Imagine an unsavoury customer tries to fake a fall on the premises of a shop, in the hopes of suing the business on the grounds of a slippery floor, for financial gain. Mitigating this risk becomes much easier if there are CCTV cameras that can capture a staged incident like this. Other ways a business can manage its risk would be to monitor social media (in case negative things are being said that put your company or brand’s reputation at risk), quality control and staff training (is your shop floor safe, and do staff know what to do if an incident occurs?); which leads into having an incident reporting system firmly in place (that staff know how to follow too).

One shouldn’t only think about the “slippery floor” of course. Consumer fraud can occur in many different ways. Here are some tips to mitigate risk.

Get with the program

Many businesses are social-media shy, but whether or not you have a digital presence, people are going to discuss your business online. You may as well be part of that conversation to avoid being caught off guard.

Colman noted that many of us are still working from home, often with connectivity issues and some businesses have let cyber-safety lapse. Allowing employees to copy data on to their devices, is less secure than if it remains in the office, and you should be aware that employees may have personal habits at home that don’t align with company data security.
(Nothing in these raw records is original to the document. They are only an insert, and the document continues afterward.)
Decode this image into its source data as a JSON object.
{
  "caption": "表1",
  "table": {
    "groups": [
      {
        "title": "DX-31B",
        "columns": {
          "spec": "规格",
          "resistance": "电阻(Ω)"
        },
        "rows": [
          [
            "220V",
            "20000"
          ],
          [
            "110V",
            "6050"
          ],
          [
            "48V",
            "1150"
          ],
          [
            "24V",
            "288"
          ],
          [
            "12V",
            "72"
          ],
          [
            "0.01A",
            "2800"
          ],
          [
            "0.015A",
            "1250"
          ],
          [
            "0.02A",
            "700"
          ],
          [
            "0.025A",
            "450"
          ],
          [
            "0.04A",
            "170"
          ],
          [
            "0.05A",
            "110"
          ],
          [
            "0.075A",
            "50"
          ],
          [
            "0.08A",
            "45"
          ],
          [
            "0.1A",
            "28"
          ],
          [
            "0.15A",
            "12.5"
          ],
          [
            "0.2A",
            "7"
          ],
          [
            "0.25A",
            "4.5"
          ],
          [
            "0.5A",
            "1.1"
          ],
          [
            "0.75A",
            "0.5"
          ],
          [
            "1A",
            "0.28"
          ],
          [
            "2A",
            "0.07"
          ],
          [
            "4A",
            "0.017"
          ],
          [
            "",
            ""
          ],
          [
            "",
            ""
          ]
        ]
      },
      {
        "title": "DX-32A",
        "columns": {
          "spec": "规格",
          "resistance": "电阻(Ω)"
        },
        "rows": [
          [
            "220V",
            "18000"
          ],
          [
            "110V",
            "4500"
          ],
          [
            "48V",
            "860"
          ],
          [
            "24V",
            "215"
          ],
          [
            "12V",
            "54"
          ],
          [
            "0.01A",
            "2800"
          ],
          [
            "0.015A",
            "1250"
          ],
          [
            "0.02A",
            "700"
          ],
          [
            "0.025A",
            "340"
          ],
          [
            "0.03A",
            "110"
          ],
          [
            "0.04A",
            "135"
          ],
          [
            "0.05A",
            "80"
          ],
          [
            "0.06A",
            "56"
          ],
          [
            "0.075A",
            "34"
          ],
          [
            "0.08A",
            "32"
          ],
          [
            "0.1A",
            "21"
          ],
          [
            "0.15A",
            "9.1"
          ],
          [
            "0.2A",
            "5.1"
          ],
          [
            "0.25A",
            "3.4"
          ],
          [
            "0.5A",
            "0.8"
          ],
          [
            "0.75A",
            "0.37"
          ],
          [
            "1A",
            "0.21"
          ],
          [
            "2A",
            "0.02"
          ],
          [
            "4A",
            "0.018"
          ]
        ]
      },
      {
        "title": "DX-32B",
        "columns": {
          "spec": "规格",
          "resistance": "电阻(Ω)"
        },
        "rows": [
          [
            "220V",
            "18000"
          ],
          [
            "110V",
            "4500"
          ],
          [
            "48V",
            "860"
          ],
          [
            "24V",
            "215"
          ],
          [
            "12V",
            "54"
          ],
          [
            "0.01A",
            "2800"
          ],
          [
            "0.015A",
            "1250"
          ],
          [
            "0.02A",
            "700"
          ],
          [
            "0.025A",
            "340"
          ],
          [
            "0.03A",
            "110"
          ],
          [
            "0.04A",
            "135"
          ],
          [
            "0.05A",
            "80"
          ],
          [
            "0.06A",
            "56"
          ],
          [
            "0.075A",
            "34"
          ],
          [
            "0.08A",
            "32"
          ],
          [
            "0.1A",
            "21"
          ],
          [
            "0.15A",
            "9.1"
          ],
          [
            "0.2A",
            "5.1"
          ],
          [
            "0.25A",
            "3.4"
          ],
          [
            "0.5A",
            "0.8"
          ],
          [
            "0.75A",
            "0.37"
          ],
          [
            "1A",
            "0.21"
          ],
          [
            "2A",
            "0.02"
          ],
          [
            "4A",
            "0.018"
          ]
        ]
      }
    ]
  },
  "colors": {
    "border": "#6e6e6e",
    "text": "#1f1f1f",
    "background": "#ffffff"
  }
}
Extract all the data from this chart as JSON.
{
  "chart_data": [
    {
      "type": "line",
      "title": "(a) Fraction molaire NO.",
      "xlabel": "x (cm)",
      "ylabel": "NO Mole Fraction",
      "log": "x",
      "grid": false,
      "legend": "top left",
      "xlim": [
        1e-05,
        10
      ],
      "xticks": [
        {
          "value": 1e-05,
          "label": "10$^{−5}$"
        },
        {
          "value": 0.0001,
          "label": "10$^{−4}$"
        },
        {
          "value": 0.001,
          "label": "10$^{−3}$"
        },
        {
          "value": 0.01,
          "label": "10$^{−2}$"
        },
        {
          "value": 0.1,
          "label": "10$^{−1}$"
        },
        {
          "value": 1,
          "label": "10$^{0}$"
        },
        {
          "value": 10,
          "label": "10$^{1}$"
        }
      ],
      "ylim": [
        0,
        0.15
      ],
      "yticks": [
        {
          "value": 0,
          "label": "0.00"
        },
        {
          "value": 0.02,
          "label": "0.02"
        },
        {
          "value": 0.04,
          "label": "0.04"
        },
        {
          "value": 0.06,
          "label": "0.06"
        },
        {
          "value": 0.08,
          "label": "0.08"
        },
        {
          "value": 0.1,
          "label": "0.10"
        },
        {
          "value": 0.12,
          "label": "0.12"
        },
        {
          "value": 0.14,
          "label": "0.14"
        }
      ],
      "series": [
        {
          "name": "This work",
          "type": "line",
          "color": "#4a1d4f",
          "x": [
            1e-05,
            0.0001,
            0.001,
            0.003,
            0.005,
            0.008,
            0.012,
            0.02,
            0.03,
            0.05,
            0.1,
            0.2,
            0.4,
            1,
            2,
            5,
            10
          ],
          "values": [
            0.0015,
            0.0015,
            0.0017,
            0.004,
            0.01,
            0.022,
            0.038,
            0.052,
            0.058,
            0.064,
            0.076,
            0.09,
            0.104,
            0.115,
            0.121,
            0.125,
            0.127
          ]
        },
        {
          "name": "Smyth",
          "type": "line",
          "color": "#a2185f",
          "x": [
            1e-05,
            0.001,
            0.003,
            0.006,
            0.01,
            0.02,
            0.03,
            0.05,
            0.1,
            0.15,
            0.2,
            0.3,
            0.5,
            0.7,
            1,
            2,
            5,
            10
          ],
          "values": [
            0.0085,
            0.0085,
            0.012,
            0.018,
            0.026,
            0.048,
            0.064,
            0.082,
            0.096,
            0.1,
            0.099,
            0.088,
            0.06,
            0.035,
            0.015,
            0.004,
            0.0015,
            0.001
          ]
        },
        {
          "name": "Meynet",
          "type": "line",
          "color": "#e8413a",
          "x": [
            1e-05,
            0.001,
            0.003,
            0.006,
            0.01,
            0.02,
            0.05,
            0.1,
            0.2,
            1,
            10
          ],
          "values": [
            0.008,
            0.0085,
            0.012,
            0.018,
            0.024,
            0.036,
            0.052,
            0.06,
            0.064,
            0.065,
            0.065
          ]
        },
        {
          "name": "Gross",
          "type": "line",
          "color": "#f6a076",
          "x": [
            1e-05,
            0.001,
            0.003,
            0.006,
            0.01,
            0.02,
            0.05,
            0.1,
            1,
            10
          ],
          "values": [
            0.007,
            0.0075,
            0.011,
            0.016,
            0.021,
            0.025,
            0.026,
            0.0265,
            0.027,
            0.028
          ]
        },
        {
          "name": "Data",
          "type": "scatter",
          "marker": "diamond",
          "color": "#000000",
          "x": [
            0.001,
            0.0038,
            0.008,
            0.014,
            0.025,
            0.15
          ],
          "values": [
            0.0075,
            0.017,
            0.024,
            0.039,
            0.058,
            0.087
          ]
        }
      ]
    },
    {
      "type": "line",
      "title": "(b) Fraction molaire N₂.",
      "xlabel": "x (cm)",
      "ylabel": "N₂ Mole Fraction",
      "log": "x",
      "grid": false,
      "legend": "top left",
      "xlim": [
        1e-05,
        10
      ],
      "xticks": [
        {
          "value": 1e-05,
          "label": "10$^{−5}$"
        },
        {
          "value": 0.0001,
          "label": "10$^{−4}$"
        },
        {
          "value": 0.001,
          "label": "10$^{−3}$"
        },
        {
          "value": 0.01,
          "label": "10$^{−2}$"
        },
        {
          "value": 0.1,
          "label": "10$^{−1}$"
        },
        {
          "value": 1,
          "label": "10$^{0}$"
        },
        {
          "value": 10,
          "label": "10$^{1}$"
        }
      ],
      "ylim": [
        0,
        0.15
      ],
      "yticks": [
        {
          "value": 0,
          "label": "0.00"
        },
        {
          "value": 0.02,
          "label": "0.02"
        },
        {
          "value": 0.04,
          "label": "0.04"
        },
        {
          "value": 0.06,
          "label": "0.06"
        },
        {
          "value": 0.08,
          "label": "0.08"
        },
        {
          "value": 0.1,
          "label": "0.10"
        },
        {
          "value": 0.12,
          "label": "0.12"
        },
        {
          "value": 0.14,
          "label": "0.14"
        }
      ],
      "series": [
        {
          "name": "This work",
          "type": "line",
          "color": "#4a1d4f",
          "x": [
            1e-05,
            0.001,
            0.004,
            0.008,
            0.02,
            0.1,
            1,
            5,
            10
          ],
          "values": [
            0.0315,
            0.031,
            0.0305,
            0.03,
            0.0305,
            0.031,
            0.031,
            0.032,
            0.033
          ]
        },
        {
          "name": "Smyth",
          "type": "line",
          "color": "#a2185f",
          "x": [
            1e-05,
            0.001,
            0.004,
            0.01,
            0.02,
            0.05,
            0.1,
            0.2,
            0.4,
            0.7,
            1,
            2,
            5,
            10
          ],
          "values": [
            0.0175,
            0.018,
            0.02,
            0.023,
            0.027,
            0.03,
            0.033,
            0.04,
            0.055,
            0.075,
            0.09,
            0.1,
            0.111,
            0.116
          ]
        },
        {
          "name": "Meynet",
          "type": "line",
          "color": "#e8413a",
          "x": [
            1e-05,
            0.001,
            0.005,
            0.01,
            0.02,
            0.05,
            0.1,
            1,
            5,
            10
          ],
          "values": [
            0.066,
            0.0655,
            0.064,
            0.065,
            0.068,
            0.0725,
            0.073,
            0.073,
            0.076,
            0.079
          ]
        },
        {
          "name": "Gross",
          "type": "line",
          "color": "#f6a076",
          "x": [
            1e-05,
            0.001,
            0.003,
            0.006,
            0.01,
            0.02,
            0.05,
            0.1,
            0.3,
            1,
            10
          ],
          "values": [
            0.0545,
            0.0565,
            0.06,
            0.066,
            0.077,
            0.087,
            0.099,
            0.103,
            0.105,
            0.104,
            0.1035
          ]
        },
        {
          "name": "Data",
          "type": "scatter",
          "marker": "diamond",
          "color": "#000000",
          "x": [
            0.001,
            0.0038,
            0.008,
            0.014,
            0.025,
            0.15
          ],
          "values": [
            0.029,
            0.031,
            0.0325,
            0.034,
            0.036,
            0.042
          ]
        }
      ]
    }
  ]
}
An example might be a lack of anti-virus software on their personal computers, which may have been needed to be used during lockdown.

Colman says that people who are not used to working from home can become complacent, and this has contributed to an increase in cyber-attacks.

Get protected

Imagine someone changed the locks on the door to your business premises and refused to give the key back until you pay a ransom? That’s how ransomware works. You are locked out of your data until you pay the criminals. If you are caught out like this and fail to have any back-ups, you could be in big trouble. Your anti-virus subscription is among your essential business expenses, as well as using Virtual Private Networks (VPNs), and ensuring employees are properly trained.

Assessing vulnerabilities is also an important exercise. “A security vulnerability test is like having someone walk around your office looking for loopholes and weaknesses, but digitally,” Colman says. Sadly, SMEs are often the most vulnerable.

Get smart

“We’ve all seen the emails from a long-lost uncle in Nigeria who has left us $1 million.” These are a lot easier to spot as scams, but smart criminals will find ways of impersonating email contacts, or other means to get access. “SHA surveyed 200 SME businesses in 2019 and found that almost a third of business owners paid the ransom with 20% falling victim a second time. Just hearing about this should make all business owners wise up to needing proper cyber protection.”

There is no silver bullet or single solution for dealing with these new risks. Directors should chat to their brokers to find the right combination of cyber and directors and officers insurance, to make sure they are adequately protected.